Posted by James M. Carlson
Dec 20 2012

Based on the consulting calls we are getting, individuals are finally realizing that they may benefit by converting some or all of their traditional IRA to a Roth IRA. Set forth below are some planning tips.

  1. A 2012 conversion must be completed by December 31, 2012. There is no such thing as a carryback conversion (i.e.) one made between January 1, 2013, and April 2013, for tax year 2012
  2. A person is able to undo some or all of the conversion. A person has the right to recharacterize a 2012 conversion. In general, an individual has until April 15, 2013, plus an extension to recharacterize the 2012 conversion. If the person has timely filed his or her tax return for 2012, the deadline is October 15, 2013
  3. Although a person may add his or her conversion contribution to an existing Roth IRA, if he is converting specific assets, then he may wish to establish a separate conversion Roth IRA plan agreement.
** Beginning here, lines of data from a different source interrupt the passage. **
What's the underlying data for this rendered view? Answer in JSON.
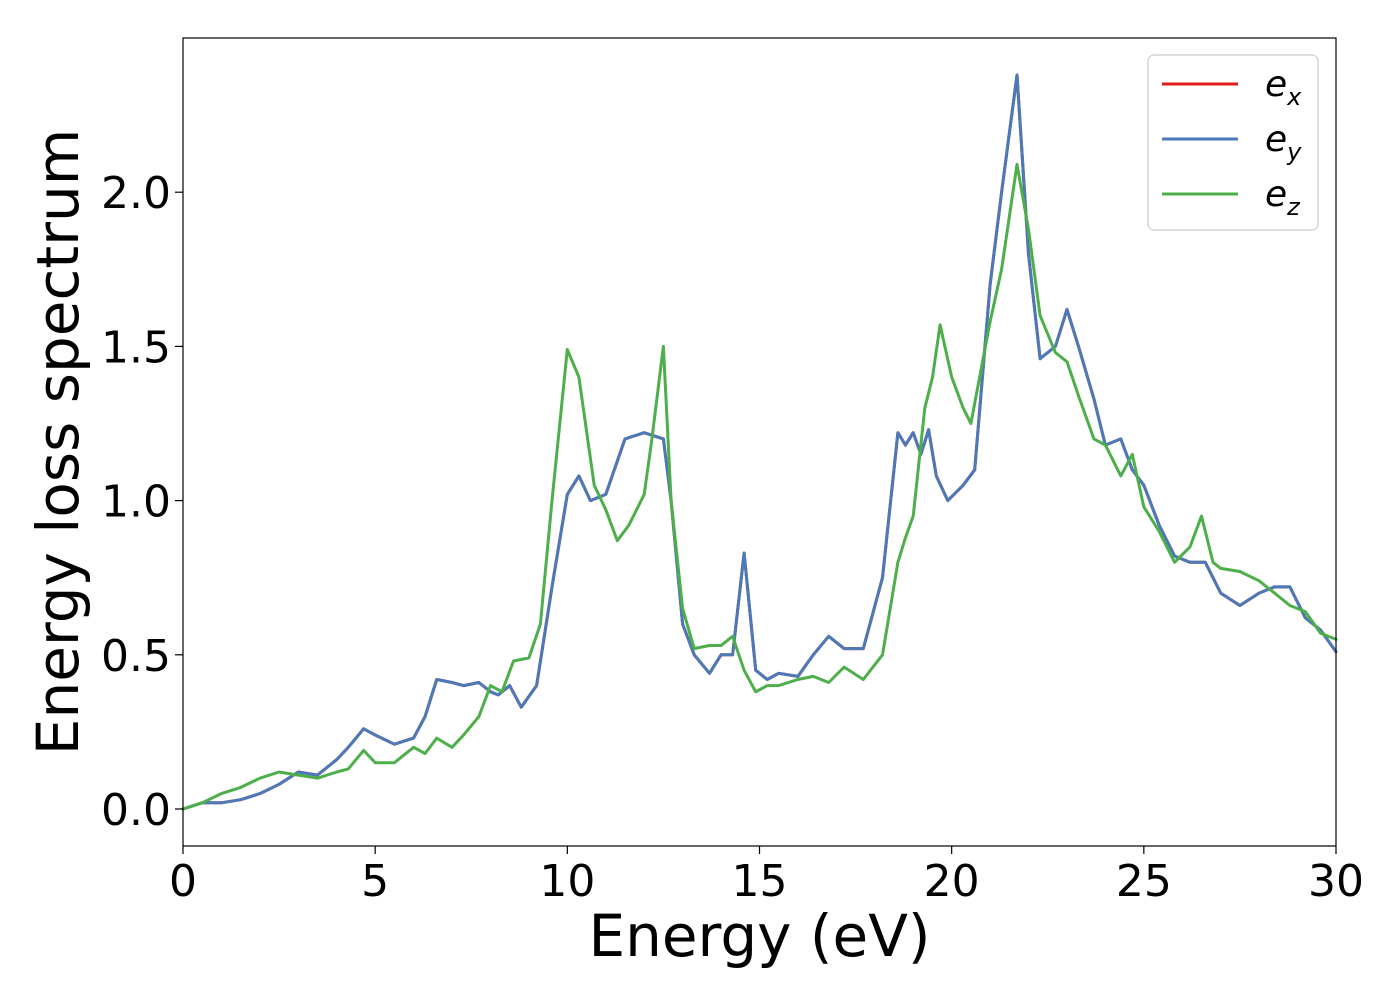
{
  "chart_data": {
    "type": "line",
    "xlabel": "Energy (eV)",
    "ylabel": "Energy loss spectrum",
    "xlim": [
      0,
      30
    ],
    "ylim": [
      -0.12,
      2.5
    ],
    "xticks": [
      0,
      5,
      10,
      15,
      20,
      25,
      30
    ],
    "yticks": [
      0.0,
      0.5,
      1.0,
      1.5,
      2.0
    ],
    "xtick_labels": [
      "0",
      "5",
      "10",
      "15",
      "20",
      "25",
      "30"
    ],
    "ytick_labels": [
      "0.0",
      "0.5",
      "1.0",
      "1.5",
      "2.0"
    ],
    "grid": false,
    "legend_position": "top-right",
    "series": [
      {
        "name": "e",
        "subscript": "x",
        "color": "#e41a1c",
        "x": [
          0,
          0.5,
          1,
          1.5,
          2,
          2.5,
          3,
          3.5,
          4,
          4.3,
          4.7,
          5,
          5.5,
          6,
          6.3,
          6.6,
          7,
          7.3,
          7.7,
          8,
          8.2,
          8.5,
          8.8,
          9.2,
          9.6,
          10,
          10.3,
          10.6,
          11,
          11.5,
          12,
          12.5,
          12.7,
          13,
          13.3,
          13.7,
          14,
          14.3,
          14.6,
          14.9,
          15.2,
          15.5,
          16,
          16.4,
          16.8,
          17.2,
          17.7,
          18.2,
          18.6,
          18.8,
          19,
          19.2,
          19.4,
          19.6,
          19.9,
          20.3,
          20.6,
          21,
          21.3,
          21.7,
          22,
          22.3,
          22.7,
          23,
          23.3,
          23.7,
          24,
          24.4,
          24.7,
          25,
          25.4,
          25.8,
          26.2,
          26.6,
          27,
          27.5,
          28,
          28.4,
          28.8,
          29.2,
          29.6,
          30
        ],
        "y": [
          0,
          0.02,
          0.02,
          0.03,
          0.05,
          0.08,
          0.12,
          0.11,
          0.16,
          0.2,
          0.26,
          0.24,
          0.21,
          0.23,
          0.3,
          0.42,
          0.41,
          0.4,
          0.41,
          0.38,
          0.37,
          0.4,
          0.33,
          0.4,
          0.72,
          1.02,
          1.08,
          1.0,
          1.02,
          1.2,
          1.22,
          1.2,
          1.0,
          0.6,
          0.5,
          0.44,
          0.5,
          0.5,
          0.83,
          0.45,
          0.42,
          0.44,
          0.43,
          0.5,
          0.56,
          0.52,
          0.52,
          0.75,
          1.22,
          1.18,
          1.22,
          1.15,
          1.23,
          1.08,
          1.0,
          1.05,
          1.1,
          1.7,
          2.0,
          2.38,
          1.8,
          1.46,
          1.5,
          1.62,
          1.5,
          1.33,
          1.18,
          1.2,
          1.1,
          1.05,
          0.92,
          0.82,
          0.8,
          0.8,
          0.7,
          0.66,
          0.7,
          0.72,
          0.72,
          0.62,
          0.58,
          0.51
        ]
      },
      {
        "name": "e",
        "subscript": "y",
        "color": "#4a7ab7",
        "x": [
          0,
          0.5,
          1,
          1.5,
          2,
          2.5,
          3,
          3.5,
          4,
          4.3,
          4.7,
          5,
          5.5,
          6,
          6.3,
          6.6,
          7,
          7.3,
          7.7,
          8,
          8.2,
          8.5,
          8.8,
          9.2,
          9.6,
          10,
          10.3,
          10.6,
          11,
          11.5,
          12,
          12.5,
          12.7,
          13,
          13.3,
          13.7,
          14,
          14.3,
          14.6,
          14.9,
          15.2,
          15.5,
          16,
          16.4,
          16.8,
          17.2,
          17.7,
          18.2,
          18.6,
          18.8,
          19,
          19.2,
          19.4,
          19.6,
          19.9,
          20.3,
          20.6,
          21,
          21.3,
          21.7,
          22,
          22.3,
          22.7,
          23,
          23.3,
          23.7,
          24,
          24.4,
          24.7,
          25,
          25.4,
          25.8,
          26.2,
          26.6,
          27,
          27.5,
          28,
          28.4,
          28.8,
          29.2,
          29.6,
          30
        ],
        "y": [
          0,
          0.02,
          0.02,
          0.03,
          0.05,
          0.08,
          0.12,
          0.11,
          0.16,
          0.2,
          0.26,
          0.24,
          0.21,
          0.23,
          0.3,
          0.42,
          0.41,
          0.4,
          0.41,
          0.38,
          0.37,
          0.4,
          0.33,
          0.4,
          0.72,
          1.02,
          1.08,
          1.0,
          1.02,
          1.2,
          1.22,
          1.2,
          1.0,
          0.6,
          0.5,
          0.44,
          0.5,
          0.5,
          0.83,
          0.45,
          0.42,
          0.44,
          0.43,
          0.5,
          0.56,
          0.52,
          0.52,
          0.75,
          1.22,
          1.18,
          1.22,
          1.15,
          1.23,
          1.08,
          1.0,
          1.05,
          1.1,
          1.7,
          2.0,
          2.38,
          1.8,
          1.46,
          1.5,
          1.62,
          1.5,
          1.33,
          1.18,
          1.2,
          1.1,
          1.05,
          0.92,
          0.82,
          0.8,
          0.8,
          0.7,
          0.66,
          0.7,
          0.72,
          0.72,
          0.62,
          0.58,
          0.51
        ]
      },
      {
        "name": "e",
        "subscript": "z",
        "color": "#4daf4a",
        "x": [
          0,
          0.5,
          1,
          1.5,
          2,
          2.5,
          3,
          3.5,
          4,
          4.3,
          4.7,
          5,
          5.5,
          6,
          6.3,
          6.6,
          7,
          7.3,
          7.7,
          8,
          8.3,
          8.6,
          9,
          9.3,
          9.6,
          10,
          10.3,
          10.7,
          11,
          11.3,
          11.6,
          12,
          12.2,
          12.5,
          12.7,
          13,
          13.3,
          13.7,
          14,
          14.3,
          14.6,
          14.9,
          15.2,
          15.5,
          16,
          16.4,
          16.8,
          17.2,
          17.7,
          18.2,
          18.6,
          18.8,
          19,
          19.3,
          19.5,
          19.7,
          20,
          20.3,
          20.5,
          21,
          21.3,
          21.7,
          22,
          22.3,
          22.7,
          23,
          23.3,
          23.7,
          24,
          24.4,
          24.7,
          25,
          25.4,
          25.8,
          26.2,
          26.5,
          26.8,
          27,
          27.5,
          28,
          28.4,
          28.8,
          29.2,
          29.6,
          30
        ],
        "y": [
          0,
          0.02,
          0.05,
          0.07,
          0.1,
          0.12,
          0.11,
          0.1,
          0.12,
          0.13,
          0.19,
          0.15,
          0.15,
          0.2,
          0.18,
          0.23,
          0.2,
          0.24,
          0.3,
          0.4,
          0.38,
          0.48,
          0.49,
          0.6,
          1.0,
          1.49,
          1.4,
          1.05,
          0.97,
          0.87,
          0.92,
          1.02,
          1.2,
          1.5,
          1.0,
          0.65,
          0.52,
          0.53,
          0.53,
          0.56,
          0.45,
          0.38,
          0.4,
          0.4,
          0.42,
          0.43,
          0.41,
          0.46,
          0.42,
          0.5,
          0.8,
          0.88,
          0.95,
          1.3,
          1.4,
          1.57,
          1.4,
          1.3,
          1.25,
          1.58,
          1.75,
          2.09,
          1.88,
          1.6,
          1.48,
          1.45,
          1.34,
          1.2,
          1.18,
          1.08,
          1.15,
          0.98,
          0.9,
          0.8,
          0.85,
          0.95,
          0.8,
          0.78,
          0.77,
          0.74,
          0.7,
          0.66,
          0.64,
          0.57,
          0.55
        ]
      }
    ]
  }
}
If it is recharacterized, it will be much easier if it has been segregated
  4. Consider charging a reasonable fee. There would be no fee for the 2012 conversion, but only for the recharacterization, if any. Doing the conversion by December 31, 2012, will give individuals important flexibility in planning their tax situation for 2012. They should be willing to pay a reasonable fee for this flexibility.